The Founding Fathers referred to “The Social Contract.” The Social Contract was, among other things, the ability of everyone to live together in peace and harmony. People would need to have high moral standards, and it would require the people to be informed about important issues (i.e. intelligent voting). This all takes work and time. These can be taught in school.
The timeless principles can easily be summarized in the biblical Commandments number 3 to 10. (The first two commandments easily fit with the other eight. They are most likely best learned within the family unit and or house of worship.)
Dave Haar, Omaha
Protecting the public
I completely disagree with Bradley Wardell’s opinion about Dr. Audi Pour and Dr. Ali Khan.
I would like to thank the doctors for caring more about our citizens’ lives and trying to save them than about what’s popular in anti-mask-wearing people’s minds.
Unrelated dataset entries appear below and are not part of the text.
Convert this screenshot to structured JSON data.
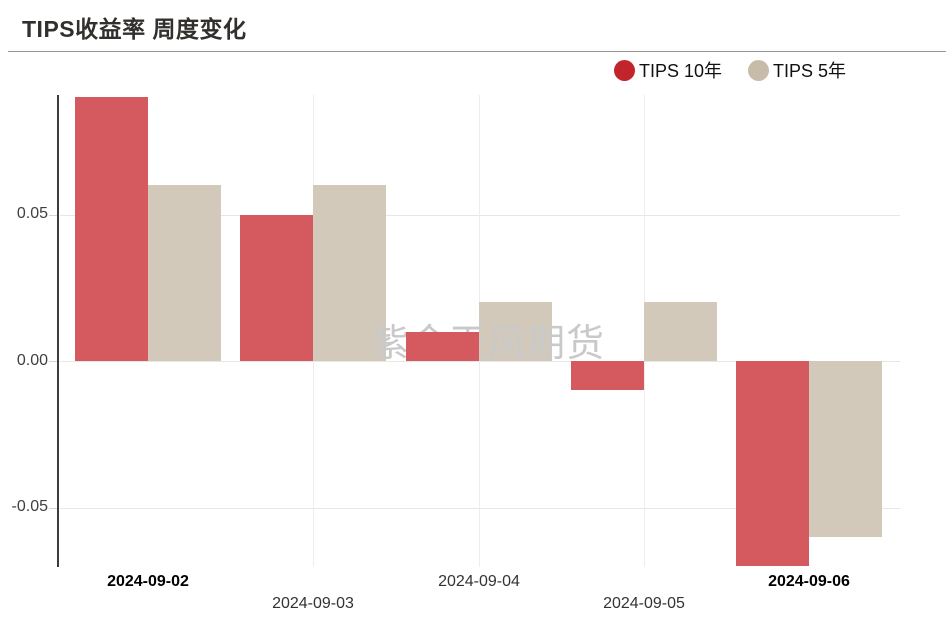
{
  "title": "TIPS收益率 周度变化",
  "watermark": {
    "text": "紫金天风期货",
    "color": "#c9c9c9"
  },
  "legend": {
    "items": [
      {
        "id": "10y",
        "label": "TIPS 10年",
        "marker_color": "#c2242b"
      },
      {
        "id": "5y",
        "label": "TIPS 5年",
        "marker_color": "#c7bca9"
      }
    ]
  },
  "chart_data": {
    "type": "bar",
    "title": "TIPS收益率 周度变化",
    "categories": [
      "2024-09-02",
      "2024-09-03",
      "2024-09-04",
      "2024-09-05",
      "2024-09-06"
    ],
    "series": [
      {
        "id": "10y",
        "name": "TIPS 10年",
        "color": "#d55a5f",
        "legend_color": "#c2242b",
        "values": [
          0.09,
          0.05,
          0.01,
          -0.01,
          -0.07
        ]
      },
      {
        "id": "5y",
        "name": "TIPS 5年",
        "color": "#d2c9ba",
        "legend_color": "#c7bca9",
        "values": [
          0.06,
          0.06,
          0.02,
          0.02,
          -0.06
        ]
      }
    ],
    "xlabel": "",
    "ylabel": "",
    "yticks": [
      0.05,
      0.0,
      -0.05
    ],
    "ytick_labels": [
      "0.05",
      "0.00",
      "-0.05"
    ],
    "ylim": [
      -0.07,
      0.091
    ],
    "grid": true,
    "legend_position": "top-right",
    "emphasized_categories": [
      "2024-09-02",
      "2024-09-06"
    ],
    "watermark": "紫金天风期货"
  }
}
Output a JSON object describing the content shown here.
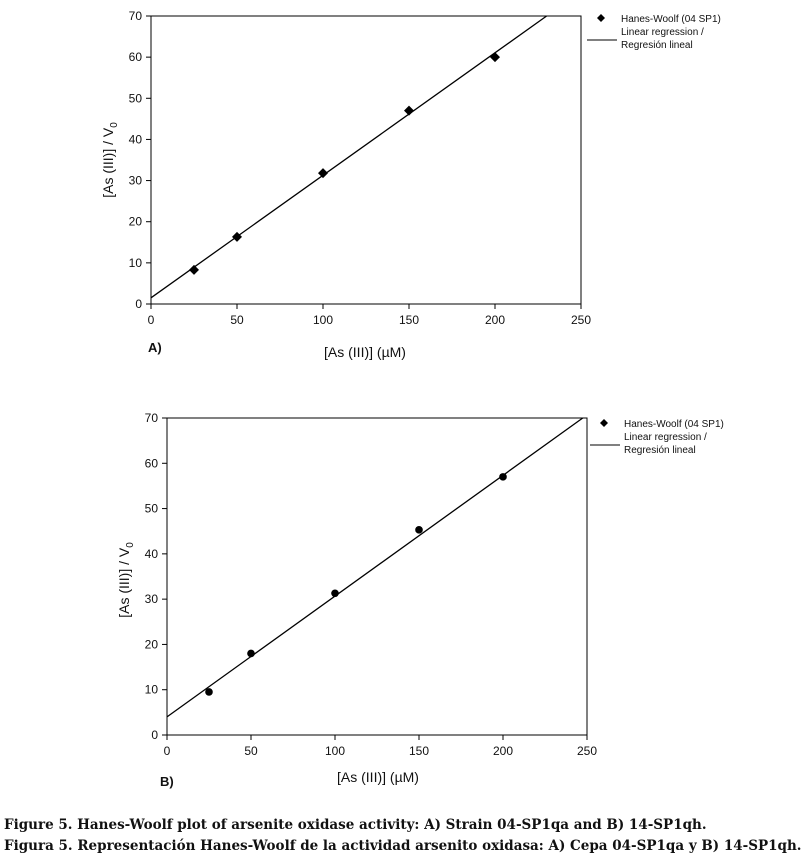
{
  "chart_data": [
    {
      "type": "scatter",
      "panel_label": "A)",
      "xlabel": "[As (III)] (µM)",
      "ylabel_main": "[As (III)] / V",
      "ylabel_sub": "0",
      "xlim": [
        0,
        250
      ],
      "ylim": [
        0,
        70
      ],
      "xticks": [
        0,
        50,
        100,
        150,
        200,
        250
      ],
      "yticks": [
        0,
        10,
        20,
        30,
        40,
        50,
        60,
        70
      ],
      "grid": false,
      "marker": "diamond",
      "series": [
        {
          "name": "Hanes-Woolf (04 SP1)",
          "x": [
            25,
            50,
            100,
            150,
            200
          ],
          "y": [
            8.3,
            16.3,
            31.8,
            47,
            60
          ]
        }
      ],
      "regression": {
        "name": "Linear regression / Regresión lineal",
        "intercept": 1.5,
        "slope": 0.2978
      },
      "legend": {
        "placement": "top-right, outside",
        "label1": "Hanes-Woolf (04 SP1)",
        "label2a": "Linear regression /",
        "label2b": "Regresión lineal"
      }
    },
    {
      "type": "scatter",
      "panel_label": "B)",
      "xlabel": "[As (III)] (µM)",
      "ylabel_main": "[As (III)] / V",
      "ylabel_sub": "0",
      "xlim": [
        0,
        250
      ],
      "ylim": [
        0,
        70
      ],
      "xticks": [
        0,
        50,
        100,
        150,
        200,
        250
      ],
      "yticks": [
        0,
        10,
        20,
        30,
        40,
        50,
        60,
        70
      ],
      "grid": false,
      "marker": "circle",
      "series": [
        {
          "name": "Hanes-Woolf (04 SP1)",
          "x": [
            25,
            50,
            100,
            150,
            200
          ],
          "y": [
            9.5,
            18,
            31.3,
            45.3,
            57
          ]
        }
      ],
      "regression": {
        "name": "Linear regression / Regresión lineal",
        "intercept": 4,
        "slope": 0.2667
      },
      "legend": {
        "placement": "top-right, outside",
        "label1": "Hanes-Woolf (04 SP1)",
        "label2a": "Linear regression /",
        "label2b": "Regresión lineal"
      }
    }
  ],
  "captions": {
    "en": "Figure 5. Hanes-Woolf plot of arsenite oxidase activity: A) Strain 04-SP1qa and B) 14-SP1qh.",
    "es": "Figura 5. Representación Hanes-Woolf de la actividad arsenito oxidasa: A) Cepa 04-SP1qa y B) 14-SP1qh."
  }
}
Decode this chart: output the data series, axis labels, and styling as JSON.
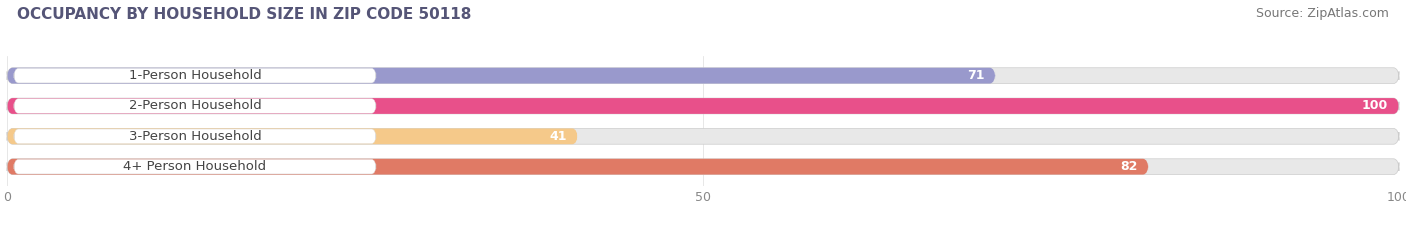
{
  "title": "OCCUPANCY BY HOUSEHOLD SIZE IN ZIP CODE 50118",
  "source": "Source: ZipAtlas.com",
  "categories": [
    "1-Person Household",
    "2-Person Household",
    "3-Person Household",
    "4+ Person Household"
  ],
  "values": [
    71,
    100,
    41,
    82
  ],
  "bar_colors": [
    "#9999cc",
    "#e8508a",
    "#f5c98a",
    "#e07a65"
  ],
  "bar_bg_color": "#e8e8e8",
  "xlim": [
    0,
    100
  ],
  "xticks": [
    0,
    50,
    100
  ],
  "value_color": "#ffffff",
  "label_color": "#444444",
  "label_fontsize": 9.5,
  "value_fontsize": 9,
  "title_fontsize": 11,
  "source_fontsize": 9,
  "bar_height": 0.52,
  "background_color": "#ffffff",
  "title_color": "#555577",
  "source_color": "#777777"
}
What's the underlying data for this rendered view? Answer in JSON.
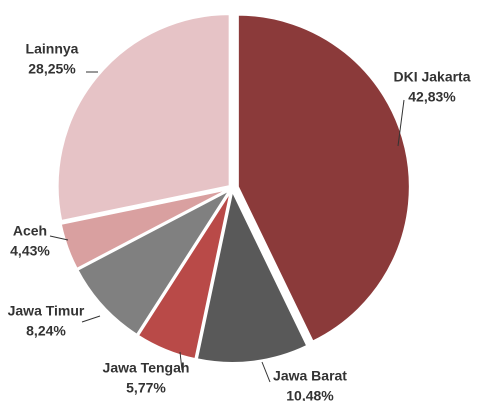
{
  "chart_data": {
    "type": "pie",
    "categories": [
      "DKI Jakarta",
      "Jawa Barat",
      "Jawa Tengah",
      "Jawa Timur",
      "Aceh",
      "Lainnya"
    ],
    "values": [
      42.83,
      10.48,
      5.77,
      8.24,
      4.43,
      28.25
    ],
    "value_labels": [
      "42,83%",
      "10,48%",
      "5,77%",
      "8,24%",
      "4,43%",
      "28,25%"
    ],
    "colors": [
      "#8b3a3a",
      "#595959",
      "#b94a48",
      "#808080",
      "#d9a0a0",
      "#e6c3c6"
    ]
  }
}
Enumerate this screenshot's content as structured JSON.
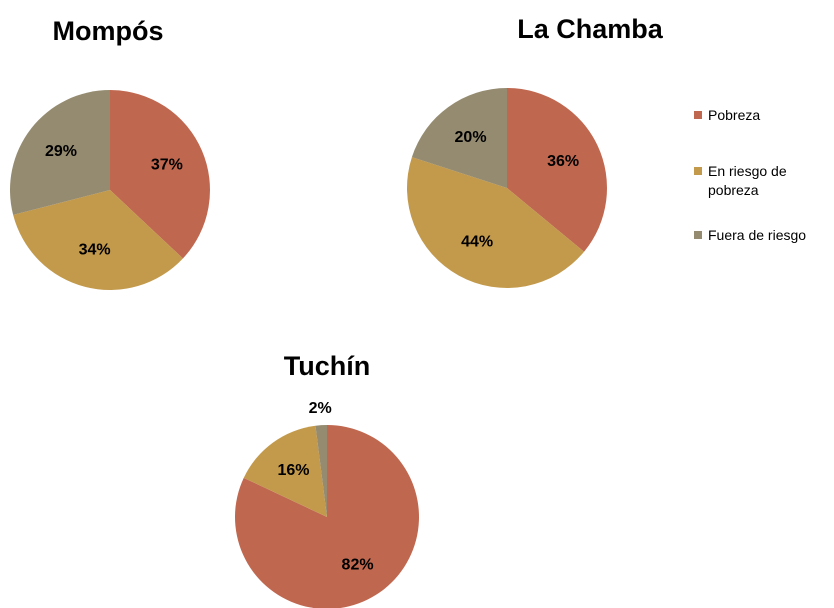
{
  "chart_data": [
    {
      "type": "pie",
      "title": "Mompós",
      "categories": [
        "Pobreza",
        "En riesgo de pobreza",
        "Fuera de riesgo"
      ],
      "values": [
        37,
        34,
        29
      ],
      "value_labels": [
        "37%",
        "34%",
        "29%"
      ],
      "colors": [
        "#c0674f",
        "#c39a4c",
        "#958b70"
      ]
    },
    {
      "type": "pie",
      "title": "La Chamba",
      "categories": [
        "Pobreza",
        "En riesgo de pobreza",
        "Fuera de riesgo"
      ],
      "values": [
        36,
        44,
        20
      ],
      "value_labels": [
        "36%",
        "44%",
        "20%"
      ],
      "colors": [
        "#c0674f",
        "#c39a4c",
        "#958b70"
      ]
    },
    {
      "type": "pie",
      "title": "Tuchín",
      "categories": [
        "Pobreza",
        "En riesgo de pobreza",
        "Fuera de riesgo"
      ],
      "values": [
        82,
        16,
        2
      ],
      "value_labels": [
        "82%",
        "16%",
        "2%"
      ],
      "colors": [
        "#c0674f",
        "#c39a4c",
        "#958b70"
      ]
    }
  ]
}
It’s a proven fact that masks save lives when it comes to the coronavirus, and I don’t understand why people don’t care enough about their fellow citizens’ lives to wear them automatically, to protect others.
Thank you to the Omaha City Council and the mayor of Lincoln for caring enough about their citizens’ lives to implement mask mandates when their president and governor did not care enough about our health and well-being.
I own a small business and I have taken a hard financial hit, but luckily have been able to keep my doors open.
It has been a hard struggle, but I’d prefer that any day to losing loved ones’ lives.
Thank you for doing a difficult job to the best of your professional abilities!
Steve Andersen, Omaha
How numbers work
One of, if not the most irrelevant, facts in circulation following Mr. Trump’s loss is the fact he received the most votes ever by a sitting president. Of course if more people voted nationally, you should expect both candidates to receive more votes than seen in previous elections.
Since Nebraskans understand football, allow me to put this in football terms. I have a star running back. He runs for 350 yards and scores five touchdowns, setting a new school record. But the other team runs for 400 yards and scores six touchdowns. I don’t think anyone would try to say the young man who just set new school records should be declared to have won the game for his team.